Our app idea is new, and shiny! It is going to be the greatest, most-bestest app ever, and to make it so we’re going to dig in and get rid of all our assumptions — and all our old code. This will be great from the ground up, with all new routines optimized for doing the most basic things. Users will notice and love us.

This is the mirror-image of trying to reuse every last digit of your old code. This one is doubly bad. Not only will you waste valuable time when you reinvent every single wheel under your app, you’ll increase the chance of introducing bugs and errors when you choose not to use code that has already been vetted. The real lesson? Go into your repository and reuse code, but be smart about it. In this, as in so much, extremes are where you tend to run off the rails.

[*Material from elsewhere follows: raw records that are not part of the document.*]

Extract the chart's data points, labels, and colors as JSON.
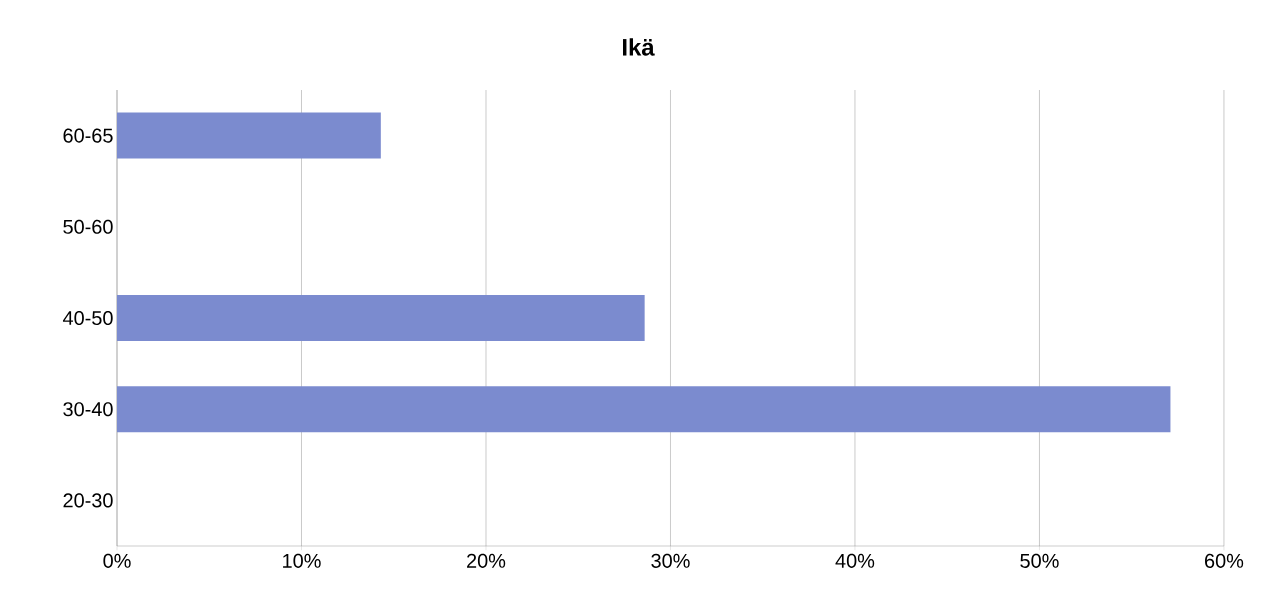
{
  "chart_data": {
    "type": "bar",
    "orientation": "horizontal",
    "title": "Ikä",
    "categories": [
      "60-65",
      "50-60",
      "40-50",
      "30-40",
      "20-30"
    ],
    "values": [
      14.3,
      0,
      28.6,
      57.1,
      0
    ],
    "color": "#7b8bcf",
    "xlim": [
      0,
      60
    ],
    "xticks": [
      {
        "value": 0,
        "label": "0%"
      },
      {
        "value": 10,
        "label": "10%"
      },
      {
        "value": 20,
        "label": "20%"
      },
      {
        "value": 30,
        "label": "30%"
      },
      {
        "value": 40,
        "label": "40%"
      },
      {
        "value": 50,
        "label": "50%"
      },
      {
        "value": 60,
        "label": "60%"
      }
    ],
    "grid": "x"
  }
}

Think Of Mobile Apps As Miniature Web Pages

Everyone loves a good website, and we’re all used to the basic web interface. That’s why we’re going to build our app based on solid web page user interface standards. We won’t have to worry about building out the UI, and we might even be able to keep lots of the app in JavaScript. This is going to be great!

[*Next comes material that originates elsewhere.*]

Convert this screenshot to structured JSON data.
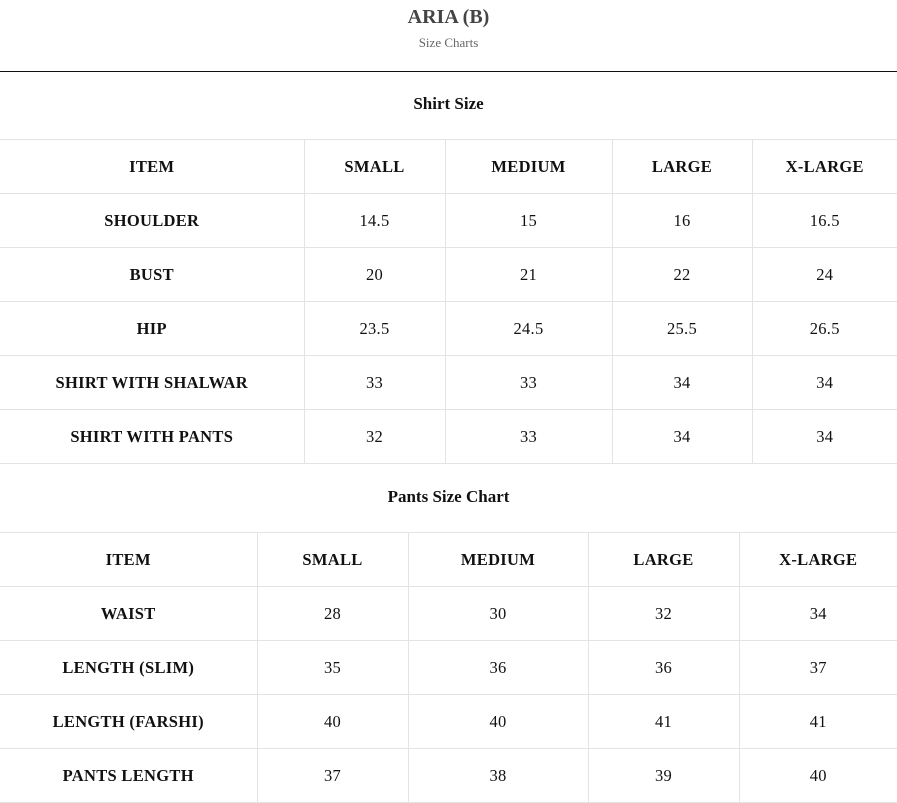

Except, it’s not. There are vast and important differences between the way users expect to interact with a website and the way they expect to interact with a mobile app. Don’t try to get away with doing a single UX design for both. Let each be optimally what it’s intended to be, and you’ll end up with happier users, a more productive workflow, and a more successful mobile app.

Be Really Fuzzy About Defining Success

“What will a successful app look like?” seems an almost absurd question, but you’d be surprised at how many dev efforts don’t really include an answer. In one sense, if you manage to shove the app out the door, then it’s successful. But we all know completing the coding for an app and creating a successful app are two distinct things.

The product owner is the one who should ideally develop the criteria for success. Criteria might include things like productivity gain, specific use levels, audience size, targeted cost reductions, and user satisfaction scores. Now, note all of these are business-case goals. That’s where the success really lies, and where designers and developers have to understand and agree on the definitions of success. Without such knowledge and agreement, you can easily get right back to the situation in which designers and developers are working on separate projects with the same name.

Be Your Own Beta Tester

Hey, you know what would prove our dedication to this project? We’ll “dogfood” it and be our own beta testers. That way, we’ll end up with a better app (after all, who knows it better than us?) and our example will show how great the app really is!

So, the idea of “dogfooding” (as in, we use our own apps, “eat our own dog food” in industry jargon) is powerful, but in this instance it’s powerfully wrong. The biggest reason it’s wrong is that you know the app too well. You know precisely what it’s supposed to do, so you’re less likely to try the truly bizarre things real beta testers will try to get your app to do.

Once it’s up and running, feel free to use it if it meets your business needs, but respect your eventual users enough to conduct a real beta test program with actual beta testers. For what it’s worth, your real users shouldn’t be your beta testers, either. They’re getting tired of playing the role with no warning and no reward. Just sayin’.

Forget Why You’re Developing The App

So here you are, deep in your 14th sprint of the project and boy, those new features are coming along nicely. This has become a great team-building project for the developers, and a lot of the code will be useful later on, so the project is a great success. The app will really help … which department was that again? Never mind, it will really help them do the, uh, thing it’s helping with.

We’re all familiar with development projects getting so big and convoluted the original purpose of the exercise is lost. Managers and project owners have to take responsibility for keeping everyone’s eyes focused on the reason for the app and the ultimate definition of success.

There they are, 10 ways to absolutely wreck a mobile app dev project — and 10 ways to keep things from running off the rails.